Rappelez-vous, mon salaire est également voté chaque mois par ces mêmes gars-là, ils sont les gardiens de la bonne redistribution du budget mensuel de Dash. C’est donc ainsi que s’organise la gouvernance de Dash.
Woaw… Pa-ssio-nnant. Et alors ? C’est quoi le rapport entre ton mastertruc et la facilité d’utilisation ?

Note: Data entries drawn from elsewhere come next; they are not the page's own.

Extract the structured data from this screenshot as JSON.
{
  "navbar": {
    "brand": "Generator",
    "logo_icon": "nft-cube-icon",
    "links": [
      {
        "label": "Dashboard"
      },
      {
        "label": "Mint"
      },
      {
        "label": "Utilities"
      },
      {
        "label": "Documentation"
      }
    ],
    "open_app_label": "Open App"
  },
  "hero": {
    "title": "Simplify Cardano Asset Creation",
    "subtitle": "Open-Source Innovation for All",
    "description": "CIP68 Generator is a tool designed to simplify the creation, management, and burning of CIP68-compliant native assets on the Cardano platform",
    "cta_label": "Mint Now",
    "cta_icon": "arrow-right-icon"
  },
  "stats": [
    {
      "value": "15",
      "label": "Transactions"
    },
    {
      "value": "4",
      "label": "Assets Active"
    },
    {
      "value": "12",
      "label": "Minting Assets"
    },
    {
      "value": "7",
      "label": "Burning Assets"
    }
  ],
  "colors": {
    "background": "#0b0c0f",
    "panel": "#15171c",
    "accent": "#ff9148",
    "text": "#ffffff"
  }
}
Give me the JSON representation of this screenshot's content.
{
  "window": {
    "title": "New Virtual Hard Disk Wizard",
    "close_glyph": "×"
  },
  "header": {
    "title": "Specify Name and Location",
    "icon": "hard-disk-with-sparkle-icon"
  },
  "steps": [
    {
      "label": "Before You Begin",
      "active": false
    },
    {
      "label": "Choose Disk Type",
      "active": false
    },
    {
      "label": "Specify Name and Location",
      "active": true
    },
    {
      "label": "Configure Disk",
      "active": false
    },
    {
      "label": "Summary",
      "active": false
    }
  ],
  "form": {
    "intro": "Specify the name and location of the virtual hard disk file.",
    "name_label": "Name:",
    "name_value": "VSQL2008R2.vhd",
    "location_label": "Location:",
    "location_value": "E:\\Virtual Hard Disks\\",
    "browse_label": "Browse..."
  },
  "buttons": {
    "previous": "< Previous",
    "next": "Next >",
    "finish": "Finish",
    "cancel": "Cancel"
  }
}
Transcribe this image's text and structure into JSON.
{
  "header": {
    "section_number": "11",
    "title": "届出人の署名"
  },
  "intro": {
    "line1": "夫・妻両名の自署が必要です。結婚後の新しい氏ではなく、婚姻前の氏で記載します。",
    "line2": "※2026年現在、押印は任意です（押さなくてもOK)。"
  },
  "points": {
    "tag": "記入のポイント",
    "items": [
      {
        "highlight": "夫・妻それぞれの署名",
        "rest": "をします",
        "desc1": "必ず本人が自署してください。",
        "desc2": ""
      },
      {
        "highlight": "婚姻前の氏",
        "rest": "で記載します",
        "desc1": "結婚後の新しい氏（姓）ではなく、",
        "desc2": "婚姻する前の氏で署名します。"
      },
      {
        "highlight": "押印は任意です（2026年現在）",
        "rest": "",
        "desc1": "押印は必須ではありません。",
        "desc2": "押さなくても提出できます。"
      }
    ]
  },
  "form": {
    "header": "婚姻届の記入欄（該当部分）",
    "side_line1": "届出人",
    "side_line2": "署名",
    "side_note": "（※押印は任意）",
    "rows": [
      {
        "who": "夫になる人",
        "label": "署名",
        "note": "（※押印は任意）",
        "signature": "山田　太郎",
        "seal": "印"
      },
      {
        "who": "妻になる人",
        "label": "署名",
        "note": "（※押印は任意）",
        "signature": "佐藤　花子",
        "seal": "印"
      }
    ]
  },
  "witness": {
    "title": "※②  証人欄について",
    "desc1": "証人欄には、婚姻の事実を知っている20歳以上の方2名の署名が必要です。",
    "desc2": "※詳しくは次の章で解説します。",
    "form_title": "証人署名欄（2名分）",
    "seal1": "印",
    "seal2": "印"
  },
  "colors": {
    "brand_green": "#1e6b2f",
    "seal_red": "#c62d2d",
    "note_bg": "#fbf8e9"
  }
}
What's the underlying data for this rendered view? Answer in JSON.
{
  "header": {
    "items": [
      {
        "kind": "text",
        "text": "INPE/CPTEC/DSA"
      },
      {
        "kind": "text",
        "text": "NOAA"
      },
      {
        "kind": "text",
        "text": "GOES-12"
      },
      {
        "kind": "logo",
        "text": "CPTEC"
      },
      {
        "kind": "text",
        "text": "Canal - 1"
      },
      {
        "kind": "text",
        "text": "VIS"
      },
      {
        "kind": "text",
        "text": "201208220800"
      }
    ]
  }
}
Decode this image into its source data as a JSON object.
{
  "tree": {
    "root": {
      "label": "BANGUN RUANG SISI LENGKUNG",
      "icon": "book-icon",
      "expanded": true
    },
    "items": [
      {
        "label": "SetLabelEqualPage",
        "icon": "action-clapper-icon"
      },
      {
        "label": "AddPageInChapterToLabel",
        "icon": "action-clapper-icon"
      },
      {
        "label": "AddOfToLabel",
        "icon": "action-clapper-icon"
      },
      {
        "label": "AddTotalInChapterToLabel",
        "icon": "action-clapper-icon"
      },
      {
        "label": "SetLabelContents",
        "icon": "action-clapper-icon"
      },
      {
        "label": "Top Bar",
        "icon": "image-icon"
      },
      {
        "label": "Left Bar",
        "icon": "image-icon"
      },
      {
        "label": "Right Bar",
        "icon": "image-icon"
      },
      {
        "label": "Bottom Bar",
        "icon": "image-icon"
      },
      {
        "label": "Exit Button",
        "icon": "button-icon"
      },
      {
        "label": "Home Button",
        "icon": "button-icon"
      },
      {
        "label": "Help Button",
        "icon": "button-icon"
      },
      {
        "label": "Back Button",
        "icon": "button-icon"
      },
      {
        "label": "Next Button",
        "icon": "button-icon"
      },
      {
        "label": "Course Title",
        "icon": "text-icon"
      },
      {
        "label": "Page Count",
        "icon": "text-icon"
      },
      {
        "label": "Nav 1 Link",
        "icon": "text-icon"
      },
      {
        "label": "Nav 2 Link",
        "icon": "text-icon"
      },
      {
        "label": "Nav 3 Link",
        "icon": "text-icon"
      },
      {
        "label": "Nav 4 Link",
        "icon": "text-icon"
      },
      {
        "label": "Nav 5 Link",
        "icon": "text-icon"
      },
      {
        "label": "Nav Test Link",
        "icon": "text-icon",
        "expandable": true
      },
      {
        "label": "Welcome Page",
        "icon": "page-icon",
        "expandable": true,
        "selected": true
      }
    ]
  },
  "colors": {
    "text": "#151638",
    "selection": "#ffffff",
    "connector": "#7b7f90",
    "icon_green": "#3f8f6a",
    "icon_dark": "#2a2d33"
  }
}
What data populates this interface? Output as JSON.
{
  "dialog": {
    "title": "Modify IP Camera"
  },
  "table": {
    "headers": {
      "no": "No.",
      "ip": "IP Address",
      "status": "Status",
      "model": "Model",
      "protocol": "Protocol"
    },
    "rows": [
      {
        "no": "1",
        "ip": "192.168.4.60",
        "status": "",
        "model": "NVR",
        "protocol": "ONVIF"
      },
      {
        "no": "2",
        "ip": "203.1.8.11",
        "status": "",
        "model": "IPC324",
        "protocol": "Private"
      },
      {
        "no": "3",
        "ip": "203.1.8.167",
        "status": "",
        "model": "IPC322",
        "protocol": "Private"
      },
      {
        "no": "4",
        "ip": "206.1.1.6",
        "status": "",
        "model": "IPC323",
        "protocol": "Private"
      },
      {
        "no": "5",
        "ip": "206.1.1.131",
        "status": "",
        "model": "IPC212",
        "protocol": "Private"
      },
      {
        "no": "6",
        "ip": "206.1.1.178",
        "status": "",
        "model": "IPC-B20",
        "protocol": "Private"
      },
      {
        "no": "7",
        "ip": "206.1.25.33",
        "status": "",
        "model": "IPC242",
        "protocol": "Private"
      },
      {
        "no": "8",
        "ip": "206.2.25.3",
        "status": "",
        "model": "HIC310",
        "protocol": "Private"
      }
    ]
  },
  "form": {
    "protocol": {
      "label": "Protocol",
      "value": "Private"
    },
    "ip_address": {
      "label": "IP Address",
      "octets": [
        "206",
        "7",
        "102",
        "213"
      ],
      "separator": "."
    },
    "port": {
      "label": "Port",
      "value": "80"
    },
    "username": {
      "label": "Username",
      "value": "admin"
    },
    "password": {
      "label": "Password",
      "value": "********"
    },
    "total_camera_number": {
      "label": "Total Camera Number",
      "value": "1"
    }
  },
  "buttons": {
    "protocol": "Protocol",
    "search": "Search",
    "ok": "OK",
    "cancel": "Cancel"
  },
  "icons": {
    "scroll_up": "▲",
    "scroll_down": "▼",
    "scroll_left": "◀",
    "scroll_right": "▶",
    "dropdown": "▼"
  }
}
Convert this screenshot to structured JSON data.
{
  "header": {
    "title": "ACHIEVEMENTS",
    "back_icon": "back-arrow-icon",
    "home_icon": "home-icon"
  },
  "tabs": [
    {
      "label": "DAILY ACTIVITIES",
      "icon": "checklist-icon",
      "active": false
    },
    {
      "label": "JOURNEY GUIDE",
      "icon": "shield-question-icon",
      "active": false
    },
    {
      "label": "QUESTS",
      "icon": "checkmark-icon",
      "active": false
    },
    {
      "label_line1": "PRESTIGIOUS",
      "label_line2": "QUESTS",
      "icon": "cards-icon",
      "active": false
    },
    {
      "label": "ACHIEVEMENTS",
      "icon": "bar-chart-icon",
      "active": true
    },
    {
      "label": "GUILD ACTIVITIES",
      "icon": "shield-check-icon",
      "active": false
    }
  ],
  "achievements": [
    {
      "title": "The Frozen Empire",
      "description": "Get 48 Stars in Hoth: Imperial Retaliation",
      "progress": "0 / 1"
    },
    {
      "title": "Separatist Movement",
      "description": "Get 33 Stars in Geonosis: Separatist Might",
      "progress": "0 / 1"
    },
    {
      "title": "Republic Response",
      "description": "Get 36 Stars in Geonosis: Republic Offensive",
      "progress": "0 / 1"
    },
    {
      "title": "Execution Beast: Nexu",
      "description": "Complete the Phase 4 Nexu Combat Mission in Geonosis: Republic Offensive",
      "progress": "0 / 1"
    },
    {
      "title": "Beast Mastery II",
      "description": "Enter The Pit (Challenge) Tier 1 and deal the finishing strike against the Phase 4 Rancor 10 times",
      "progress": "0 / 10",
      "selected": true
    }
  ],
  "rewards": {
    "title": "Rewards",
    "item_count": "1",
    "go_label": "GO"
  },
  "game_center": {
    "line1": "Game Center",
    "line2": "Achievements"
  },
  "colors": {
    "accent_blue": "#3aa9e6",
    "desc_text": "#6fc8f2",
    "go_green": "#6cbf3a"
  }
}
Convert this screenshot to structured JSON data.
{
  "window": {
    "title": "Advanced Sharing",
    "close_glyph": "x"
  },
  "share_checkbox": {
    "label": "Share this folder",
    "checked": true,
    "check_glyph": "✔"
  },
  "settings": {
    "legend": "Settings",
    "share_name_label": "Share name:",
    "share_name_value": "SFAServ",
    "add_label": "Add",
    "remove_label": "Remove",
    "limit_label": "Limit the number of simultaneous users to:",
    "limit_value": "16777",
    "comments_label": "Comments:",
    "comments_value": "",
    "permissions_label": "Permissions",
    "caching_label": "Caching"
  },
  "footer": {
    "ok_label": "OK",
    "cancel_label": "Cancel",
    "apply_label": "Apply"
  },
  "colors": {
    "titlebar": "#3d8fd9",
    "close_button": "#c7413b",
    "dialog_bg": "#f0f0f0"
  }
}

Et bien, ce possesseur est rémunéré pour ses 1000 dash mis en collatéral, à l’heure actuelle il touche environ 2 300$ par mois et par masternode, mais ce n’est pas gratuit, on va lui demander d’avoir une puissance de calcul convenable (très clairement, pas un smartphone ni un PC de maison), et une connexion Internet type 1 Gb/s. C’est ce serveur (qui a un coût mensuel d’environ 40 $ + par mois) qui permet d’effectuer les paiements instantanés et qui va permettre de sécuriser le réseau suffisamment rapidement lorsque les blocs auront une grande taille.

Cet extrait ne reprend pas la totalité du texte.